With a recent rapid development of electronic technology, there have been developed a wide variety of electronic musical instruments such as electronic wind instruments, electronic rubbed string instruments and electronic stringed instruments. In particular, electronic wind instruments are instruments capable of expressing musical tones in conformity with player's senses. In the electronic wind instruments, a breath sensor or a lip sensor provided on its mouthpiece portion translates breathing operation and lip operation of the player into electric signals, thereby allowing fine controls of sound volume and pitches of musical tones being electronically produced.

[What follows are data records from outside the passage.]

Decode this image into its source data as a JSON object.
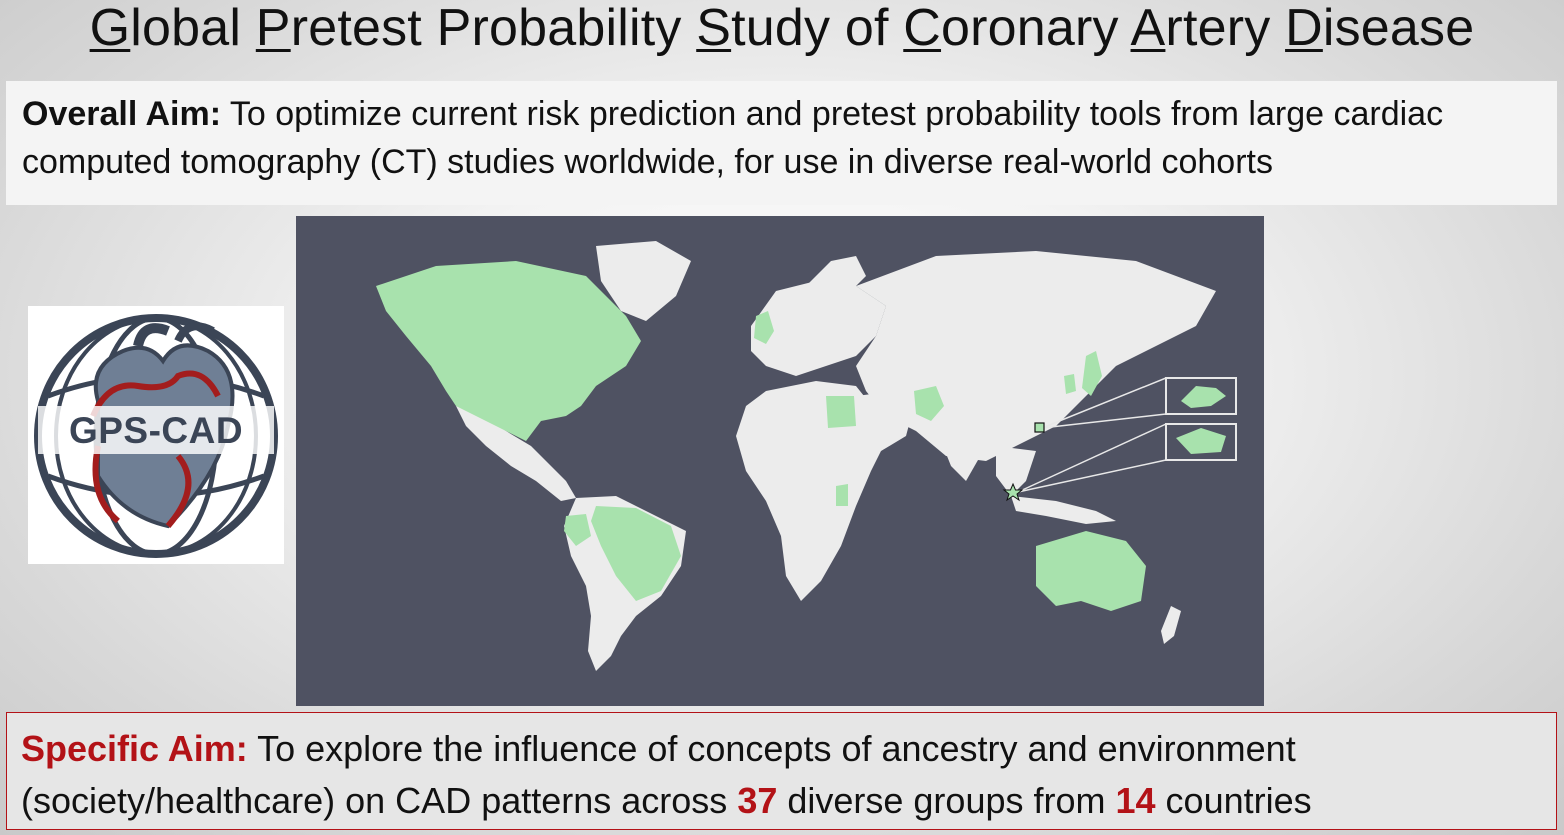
{
  "title": {
    "segments": [
      {
        "initial": "G",
        "rest": "lobal "
      },
      {
        "initial": "P",
        "rest": "retest Probability "
      },
      {
        "initial": "S",
        "rest": "tudy of "
      },
      {
        "initial": "C",
        "rest": "oronary "
      },
      {
        "initial": "A",
        "rest": "rtery "
      },
      {
        "initial": "D",
        "rest": "isease"
      }
    ]
  },
  "overall_aim": {
    "label": "Overall Aim:",
    "text": " To optimize current risk prediction and pretest probability tools from large cardiac computed tomography (CT) studies worldwide, for use in diverse real-world cohorts"
  },
  "logo": {
    "text": "GPS-CAD"
  },
  "map": {
    "ocean_color": "#4f5262",
    "land_color": "#ececec",
    "highlight_color": "#a8e2ad",
    "inset_markers": [
      "square-marker",
      "star-marker"
    ]
  },
  "specific_aim": {
    "label": "Specific Aim:",
    "text_1": " To explore the influence of concepts of ancestry and environment (society/healthcare) on CAD patterns across ",
    "groups": "37",
    "text_2": " diverse groups from ",
    "countries": "14",
    "text_3": " countries"
  }
}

Such electronic wind instruments are described in, for example, U.S. Pat. No(s). 3,767,833, 2,138,500, 2,301,184, 2,868,876, 3,429,976, 3,938,419 and 3,439,106. In the electronic wind instruments of this type, tone-designating switches are disposed at a position where the player can easily put his fingers. The player designates one musical tone (musical interval) with a combination of a plurality of these depressed switches.
Further, in the electronic wind instruments, when breath intensity has become higher than a predetermined value, a musical tone having the designated pitch is output with volume corresponding to the breath intensity and the pitch of the musical tone is delicately changed in response to intensity of the lip operation.

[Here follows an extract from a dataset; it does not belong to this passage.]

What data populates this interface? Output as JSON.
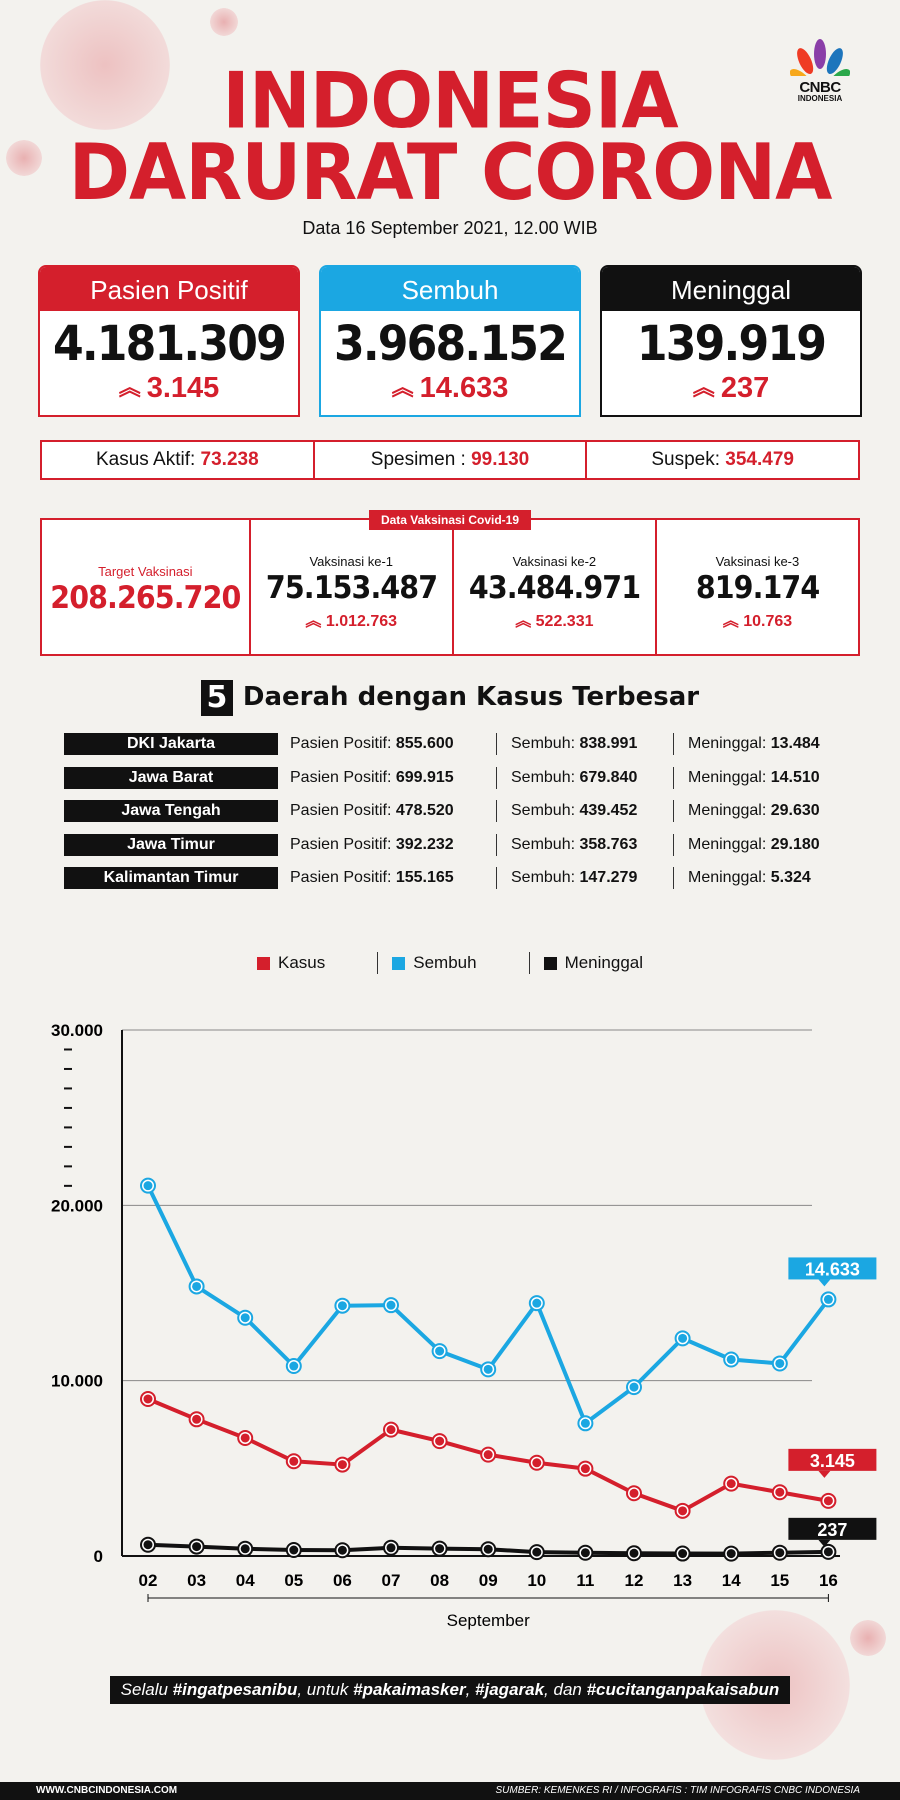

When an acoustic wind instrument is actually played, however, tone color of a musical tone is different at beginning of browing and stopping of browing, even though the same quantity of breath supply is blown through the instrument. And even in case that a certain tone pitch is designated, slight deviations from the above tone pitch can be caused. Also in the acoustic instrument, when the breath intensity is gradually increasing at the beginning of blowing, breath leaking sounds and white noise sounds are caused.

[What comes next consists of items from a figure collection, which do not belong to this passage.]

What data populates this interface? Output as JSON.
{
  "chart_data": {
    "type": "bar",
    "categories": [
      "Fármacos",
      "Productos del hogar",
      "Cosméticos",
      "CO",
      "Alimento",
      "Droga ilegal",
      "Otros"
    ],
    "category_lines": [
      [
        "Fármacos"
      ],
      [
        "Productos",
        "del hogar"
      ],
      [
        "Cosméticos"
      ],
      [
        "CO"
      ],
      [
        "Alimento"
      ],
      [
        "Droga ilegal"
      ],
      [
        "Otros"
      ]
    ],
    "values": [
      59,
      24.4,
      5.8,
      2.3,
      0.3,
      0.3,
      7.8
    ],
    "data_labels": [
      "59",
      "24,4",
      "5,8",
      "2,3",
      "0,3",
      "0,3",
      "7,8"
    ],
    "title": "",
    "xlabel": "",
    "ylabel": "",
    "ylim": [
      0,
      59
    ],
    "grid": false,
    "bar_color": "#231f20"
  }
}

However, in conventional electronic wind instruments, sound volume of musical tones is controlled only by the breath intensity, i.e., level or value of breath data and various parameters of a musical tone are not controlled so as to be affected by breath intensity varying with time. As described above, the conventional electronic wind instruments are incapable of reproducing with a high fidelity performance effects which are exhibited particularly by the above acoustic wind instruments.
The electronic rubbed string instruments and the electronic stringed instruments have defects similar to the mentioned above. For instance, the conventional electronic rubbed string instrument, as described in U.S. Pat. No. 4,765,219 and French Pat. No. FR 2,598,017, is capable of controlling volume of musical tones being produced in accordance with the speed of the bow movement but is incapable of controlling parameters (volume, tone color, effect) of a musical tone to be produced. Hence, this electronic rubbed string instrument, for instance, is not capable of increasing volume and adding vibrato effect at an upwards tendency in the speed of the bow movement and also is not capable of decreasing volume and adding a tremolo effect at a downwards tendency in the speed of the bow movement.
Similarly, the conventional electronic stringed instrument, as described in U.S. Pat. No(s). 4,458,690 and 4,580,479, is incapable of controlling parameters of a musical tone to be produced, which parameters are affected by varying-with-time tendencies of the speed of bow-movement operation and of the intensity of string plucking operation. Therefore, by playing these electronic musical instruments, it is impossible to obtain performance effects similar to those expressed by playing classic acoustic rubbed string instruments and classic acoustic stringed instruments.